Ma è quello che accade quasi sempre: “Bastardi senza gloria” non ha nulla a che vedere con quel che accadde davvero contro i gerarchi nazisti , ma vive in quella ambientazione e perderebbe quasi tutto senza quella.
E, per restare al periodo risorgimentale, ci sarebbe tantissimo da obiettare su come viene raccontata nei film l'avventura dei Mille e la figura di Garibaldi: un santino, nessun cenno ai ventimila soldati piemontesi finti disertori, alla legione straniera inglese, alla corruzione dei generali borbonici per far “vincere” Garibaldi (“Sfondatore di porte aperte”, fu definito), alle trame massoniche, alla flotta militare britannica che accompagnava l'impresa.
briganti
Una delle spese maggiori della spedizione fu quella dell'ufficio stampa, a cominciare dall'insaziabile Alessandro Dumas; e i risultati si vedono ancora oggi. Quella che chiamiamo storia somiglia troppo a quanto, secondo Alessandro Barbero, deve essere il compito di chi la scrive: scegliere personaggi ed episodi da mitizzare, per formare cittadini.
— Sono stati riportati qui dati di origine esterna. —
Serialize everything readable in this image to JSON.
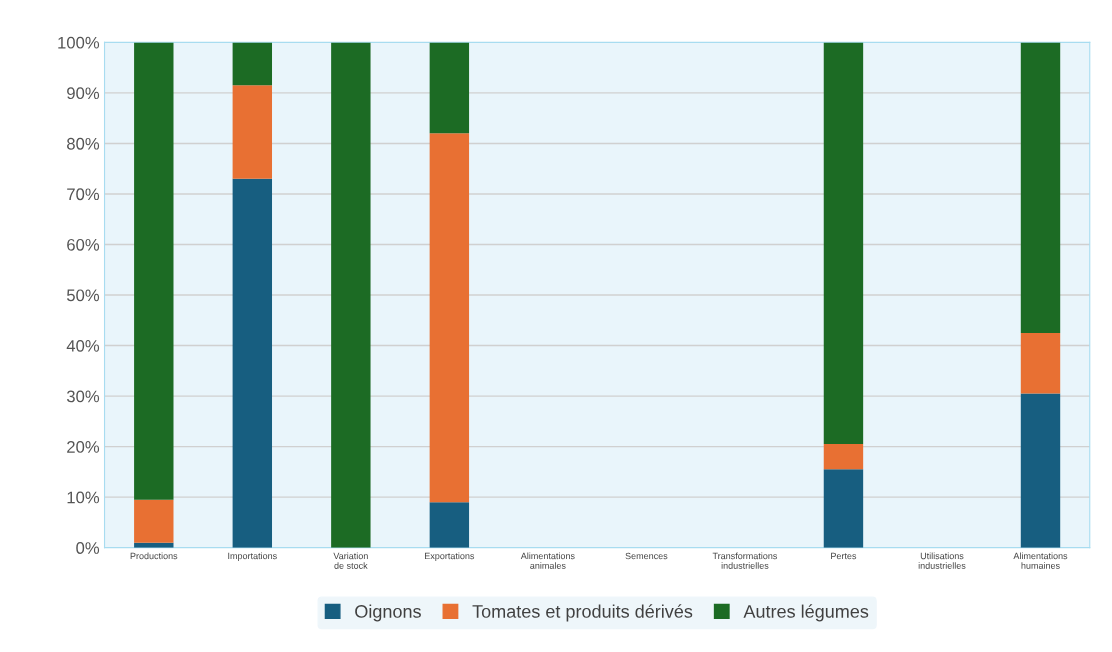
{
  "chart_data": {
    "type": "bar",
    "stacked": true,
    "categories": [
      "Productions",
      "Importations",
      "Variation\nde stock",
      "Exportations",
      "Alimentations\nanimales",
      "Semences",
      "Transformations\nindustrielles",
      "Pertes",
      "Utilisations\nindustrielles",
      "Alimentations\nhumaines"
    ],
    "series": [
      {
        "name": "Oignons",
        "color": "#175e80",
        "values": [
          1,
          73,
          0,
          9,
          null,
          null,
          null,
          15.5,
          null,
          30.5
        ]
      },
      {
        "name": "Tomates et produits dérivés",
        "color": "#e87033",
        "values": [
          8.5,
          18.5,
          0,
          73,
          null,
          null,
          null,
          5,
          null,
          12
        ]
      },
      {
        "name": "Autres légumes",
        "color": "#1c6b24",
        "values": [
          90.5,
          8.5,
          100,
          18,
          null,
          null,
          null,
          79.5,
          null,
          57.5
        ]
      }
    ],
    "ylim": [
      0,
      100
    ],
    "yticks": [
      {
        "value": 0,
        "label": "0%"
      },
      {
        "value": 10,
        "label": "10%"
      },
      {
        "value": 20,
        "label": "20%"
      },
      {
        "value": 30,
        "label": "30%"
      },
      {
        "value": 40,
        "label": "40%"
      },
      {
        "value": 50,
        "label": "50%"
      },
      {
        "value": 60,
        "label": "60%"
      },
      {
        "value": 70,
        "label": "70%"
      },
      {
        "value": 80,
        "label": "80%"
      },
      {
        "value": 90,
        "label": "90%"
      },
      {
        "value": 100,
        "label": "100%"
      }
    ],
    "grid": "y",
    "legend": "bottom"
  }
}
Quindi…
E se solo si pensa che la quantità di documenti imbarazzanti fatti distruggere, a decine di migliaia (come dimostrato dal professor Umberto Levra, docente di storia risorgimentale e dal colonnello Cesare Cesari, a capo degli Archivi militari), è tale da rendere forse impossibile ricostruire quegli eventi, si capisce cosa significa una serie cinematografica che rappresenta quella repressione del Sud dal lato meridionale. Pietro Fumel era massacratore seriale (“Fucilati 300, briganti e non briganti”) e fu rimosso per le proteste internazionali contro tanta ferocia. Era colonnello, nella fiction lo hanno promosso generale.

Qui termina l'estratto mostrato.